Any attempt to end the program now could prove costly to Democratic candidates, especially to Hillary Rodham Clinton, who has taken steps to court Jewish voters in New York state. INS officials confirmed there has long been disagreement between INS agents who process applicants at the Moscow Embassy and their superiors in Washington about the proof needed to qualify. One superior, who asked not to be identified, acknowledged: "I'll admit the program is more generous than elsewhere, but that's what Congress mandated."
Several reviewers complained that their entreaties that the Embassy take a tougher stand against fraud and baseless claims of persecution were ignored.

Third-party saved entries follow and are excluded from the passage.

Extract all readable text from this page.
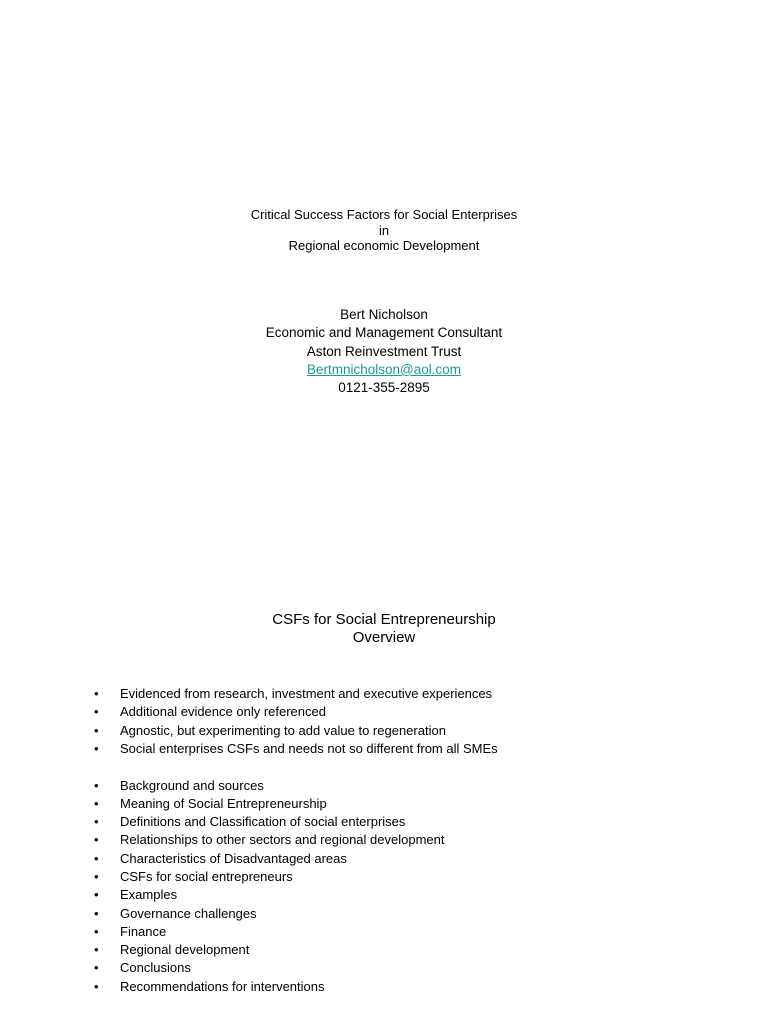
Critical Success Factors for Social Enterprises
in
Regional economic Development
Bert Nicholson
Economic and Management Consultant
Aston Reinvestment Trust
Bertmnicholson@aol.com
0121-355-2895
CSFs for Social Entrepreneurship
Overview
• Evidenced from research, investment and executive experiences
• Additional evidence only referenced
• Agnostic, but experimenting to add value to regeneration
• Social enterprises CSFs and needs not so different from all SMEs
• Background and sources
• Meaning of Social Entrepreneurship
• Definitions and Classification of social enterprises
• Relationships to other sectors and regional development
• Characteristics of Disadvantaged areas
• CSFs for social entrepreneurs
• Examples
• Governance challenges
• Finance
• Regional development
• Conclusions
• Recommendations for interventions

For much of the last decade, their requests that criminal background checks be done and equipment be bought that could detect forged documents were rebuffed. They said superiors also repeatedly questioned reviewers' judgment when they rejected applications.
Even applicants considered extremely suspect by INS reviewers were ultimately approved, officials said. In many cases, they said, applicants would claim to have lost their internal Soviet passports that would identify them as Jewish. Instead, they were allowed to present other papers, even those that appeared to have been produced by the thriving fake document industry in the former Soviet Union, to attest that they had Jewish heritage.
"This program has been documented to be so loosely administered that it has served as a conduit for the settlement of a strong refugee mafia to take root in the United States," Dan Stein executive director of the Federation for American Immigration Reform, which wants the program eliminated, told a House subcommittee last year. Added one INS interviewer, who asked for anonymity: "The prevailing attitude was that Congress had passed the ... amendment" loosening the restrictions for Jews to enter as refugees "and we weren't to stand in the way of putting up the numbers."
And impressive numbers were reached. At the end of the first year of the program's operation in 1990, nearly 40,000 applicants of Jewish heritage were accepted as refugees. The Scripps Howard News Service reported in 1995 on the criticism inside the INS on the program's level of fraud, but Congress approved an extension of the Lautenberg Amendment the following year.
While no one would estimate how many residents of the former Soviet Union took advantage of the program to enter the United States illegally, US statistics show that few of the applicants interviewed were rejected. Between 1989 and 1998, more than 97 percent of the Russian Jews interviewed became emigres. About 90 percent of the evangelical Christians seeking admission were approved. In contrast, only about 75 percent of refugee applicants from elsewhere who reach the interview stage win approval, mostly because they face the higher theshhold of proving that they face persecution at home.
Refugee status is an immigrant's dream: Refugees are entitled to several benefits, including welfare for eight months, health insurance, employment services, and instruction in English as a second language for 18 months, that are not available to foreign visitors on work visas. And it allows them to petition for US citizenship after five years.
But a decade after the rules were relaxed, no one can say for sure how extensive the fraud is. One INS executive, who asked not to be identified but is familiar with the refugee program, said the agency's top tier of officials are aware that loose standards and lax controls allowed some who did not deserve it to gain refugee status. Asked how many came in without proper credentials, he said: "It's anybody's guess."